Adwords offers two very different types of advertising: ads on the search results page, and ads on third party websites, where the pages are judged to be about the terms (“keywords”) you specify. These two ideas really have very little in common, and the results from one are usually wildly different from the results on the other. So by using the default AdWords setting and telling Google to “show my campaign on the search and display networks”, the data you get back will be poured into the same bucket and becomes meaningless.

The “show my campaign on the search and display networks” setting is now being replaced with something called “search network with Display Select”, which Google claims will place the Display Network part of your campaign more intelligently. But please, don’t use this setting at all, in either its old or new form. Divide your advertising into separate search and display campaigns, so that the data will be kept apart and becomes meaningful. What’s more, you can then gain more control over the Display Network advertising, which if left unchecked, will be showing all over the place, including on sites and in mobile apps which will generate thousands of irrelevant – but still charged-for – clicks to your site.

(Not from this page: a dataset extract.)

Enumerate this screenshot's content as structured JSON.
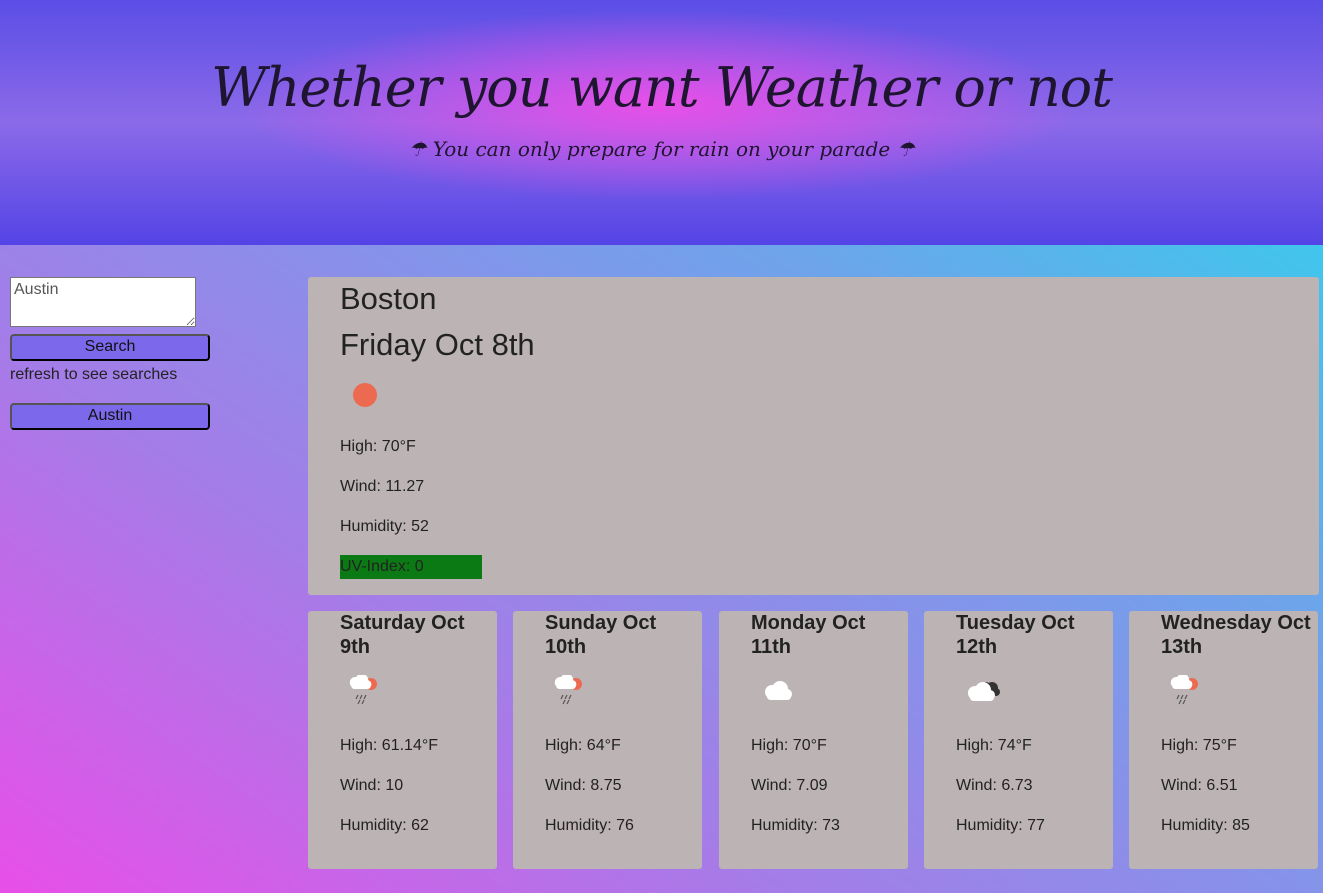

As far as Google AdWords’ Display Network is concerned, never has “caveat emptor” been more relevant. I’ve seen AdWords accounts advertising everything from AC drives to test instrumentation where the Display Network has been left to run itself, and the ads have been showing millions of times a month on children’s mobile apps – and getting clicked on too. The Display Network can provide a decent retun on investment, but you need to manage it incredibly carefully.

Discussion

  1. Brooke

    It would be helpful if you included screenshots or clear directions in blog posts like these. I’m so new to Google Adwords that I didn’t even know where to start looking to switch this option (I guess that’s how they get you). I eventually found it, but it wasn’t easy.